GLI OMICIDI BLASCO E DRAGONE
Perché questi nomi sono così importanti? Per capirlo occorre fare un passo indietro, nei primi anni del 2000 quando era in corso la feroce faida tra la cosca dei Grande Aracri e la cosca dei Dragone. In questo contesto, vanno infatti collocati due omicidi che, a pochi mesi di distanza, hanno visto nel 2004 l’uccisione di due uomini. Salvatore Blasco, 44enne considerato uomo di punta del gruppo facente capo a Nicolino Grande Aracri, ucciso a Cutro il 22 marzo del 2004, raggiunto da numerosi colpi di fucile calibro 12 davanti alla porta della propria abitazione. Blasco era uscito dal carcere appena due giorni prima per decorrenza dei termini, malgrado la condanna a 12 anni e 4 mesi che gli era stata inflitta in primo grado nel processo “Scacco matto” per associazione mafiosa, tentato omicidio, detenzione di armi. Antonio Dragone, 61enne ritenuto il boss storico dell’omonima cosca, ucciso il 10 maggio 2004 a colpi di Kalashnikov e pistola calibro 38 in un agguato portato a termine sulla strada statale 106 bis, in località Vattiato. Di queste due uccisioni furono chiamati a rispondere quattro giovani calabresi: Giovanni Abramo, Antonio Dragone, Giuseppe Ciampà e Giovanni Oliverio.
LUGLIO 2008: PRIMO GRADO DI GIUDIZIO
La Corte d’Assise, al termine del processo di primo grado nel luglio del 2008, emette le prime sentenza. Per l’omicidio del boss Antonio Dragone viene condannato a 28 anni di reclusione Giovanni Abramo (genero del boss Nicolino Grande Aracri). Per l’omicidio di Salvatore Blasco vengono condannati Giuseppe Ciampà e Antonio Dragone (entrambi nipoti del boss Antonio Dragone) a 23 anni e sei mesi. Giovanni Oliverio si costituisce nel maggio 2006 e viene condannato a 21 anni e sei mesi di reclusione.

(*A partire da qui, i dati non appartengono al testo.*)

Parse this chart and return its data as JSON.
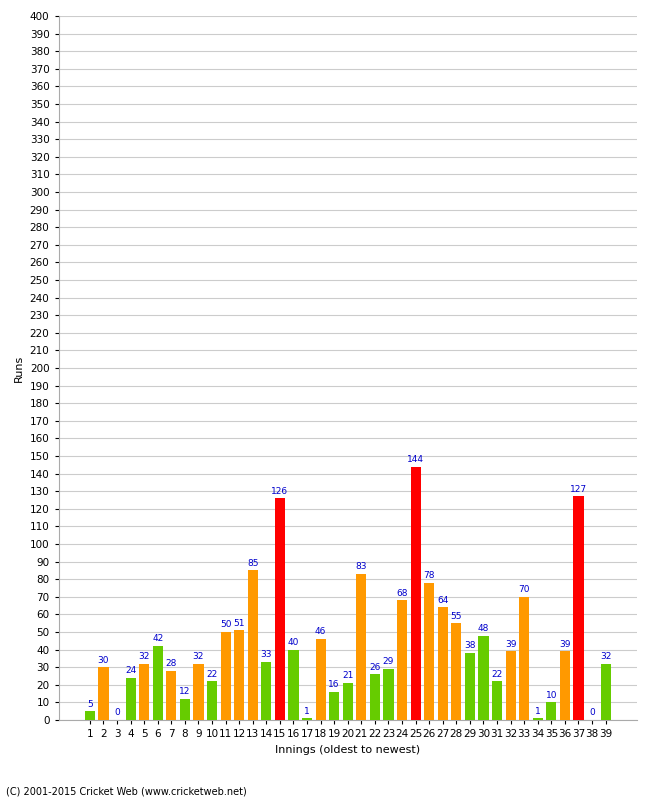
{
  "innings": [
    1,
    2,
    3,
    4,
    5,
    6,
    7,
    8,
    9,
    10,
    11,
    12,
    13,
    14,
    15,
    16,
    17,
    18,
    19,
    20,
    21,
    22,
    23,
    24,
    25,
    26,
    27,
    28,
    29,
    30,
    31,
    32,
    33,
    34,
    35,
    36,
    37,
    38,
    39
  ],
  "values": [
    5,
    30,
    0,
    24,
    32,
    42,
    28,
    12,
    32,
    22,
    50,
    51,
    85,
    33,
    126,
    40,
    1,
    46,
    16,
    21,
    83,
    26,
    29,
    68,
    144,
    78,
    64,
    55,
    38,
    48,
    22,
    39,
    70,
    1,
    10,
    39,
    127,
    0,
    32
  ],
  "colors": [
    "#66cc00",
    "#ff9900",
    "#ff0000",
    "#66cc00",
    "#ff9900",
    "#66cc00",
    "#ff9900",
    "#66cc00",
    "#ff9900",
    "#66cc00",
    "#ff9900",
    "#ff9900",
    "#ff9900",
    "#66cc00",
    "#ff0000",
    "#66cc00",
    "#66cc00",
    "#ff9900",
    "#66cc00",
    "#66cc00",
    "#ff9900",
    "#66cc00",
    "#66cc00",
    "#ff9900",
    "#ff0000",
    "#ff9900",
    "#ff9900",
    "#ff9900",
    "#66cc00",
    "#66cc00",
    "#66cc00",
    "#ff9900",
    "#ff9900",
    "#66cc00",
    "#66cc00",
    "#ff9900",
    "#ff0000",
    "#66cc00",
    "#66cc00"
  ],
  "ylabel": "Runs",
  "xlabel": "Innings (oldest to newest)",
  "ylim": [
    0,
    400
  ],
  "yticks": [
    0,
    10,
    20,
    30,
    40,
    50,
    60,
    70,
    80,
    90,
    100,
    110,
    120,
    130,
    140,
    150,
    160,
    170,
    180,
    190,
    200,
    210,
    220,
    230,
    240,
    250,
    260,
    270,
    280,
    290,
    300,
    310,
    320,
    330,
    340,
    350,
    360,
    370,
    380,
    390,
    400
  ],
  "footer": "(C) 2001-2015 Cricket Web (www.cricketweb.net)",
  "background_color": "#ffffff",
  "grid_color": "#cccccc",
  "label_color": "#0000cc",
  "bar_label_fontsize": 6.5,
  "tick_fontsize": 7.5,
  "ylabel_fontsize": 8,
  "xlabel_fontsize": 8
}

DICEMBRE 2009: SECONDO GRADO DI GIUDIZIO
I giudici della Corte d’Assise d’appello di Catanzaro assolvono Giovanni Abramo. Per quanto riguarda il delitto di Salvatore Blasco, la Corte d’Assise d’Appello concede uno sconto di pena a Giovanni Oliverio, Antonio Dragone e Giuseppe Ciampà condannandoli a 21 anni di reclusione.
CASSAZIONE
La Cassazione annulla la sentenza della Corte d’appello nei confronti di Giovanni Abramo, rinviando gli atti a Catanzaro per la celebrazione di un nuovo processo di secondo grado. Vengono invece confermate le condanne nei confronti di Antonio Dragone, Giovanni Oliverio e Giuseppe Ciampà.
MAGGIO 2012: SECONDO PROCESSO D’APPELLO
Giovanni Abramo, accusato dell’omicidio del boss Antonio Dragone, viene condannato a 20 anni di reclusione. Viene accolta quasi integralmente la richiesta del sostituto procuratore generale Domenico Prestinenzi, che aveva chiesto per Abramo una condanna a 27 anni di reclusione.
NUOVI RISVOLTI
Nell’ordinanza firmata dal GIP catanzarese Domenico Commodoro (nell’ambito di Kyterion) emergono particolari sull’agguato mortale al boss Antonio Dragone. Una nutrita serie di intercettazioni individuerebbero, a detta degli inquirenti, come mandanti dell’omicidio, i fratelli Nicolino ed Ernesto Grande Aracri. “Sebbene Nicolino Grande Aracri fosse detenuto – scrive il gip – lo stesso operava in maniera sovraordinata rispetto al fratello Ernesto che era in libertà ed ha dovuto sostenere la “guerra”. La responsabilità di Nicolino Grande Aracri promana direttamente dalle conversazioni ambientali, quando lo stesso Nicolino, nell’incontrare l’allora autista del Dragone (Giovanni Spadafora) confessa e rivendica l’ideazione e la materiale predisposizione dell’omicidio, addirittura rimarcando come, all’epoca, se tra gli obiettivi dell’agguato vi fosse stato lo stesso Spadafora, lo stesso sicuramente non sarebbe scampato alla micidiale azione”.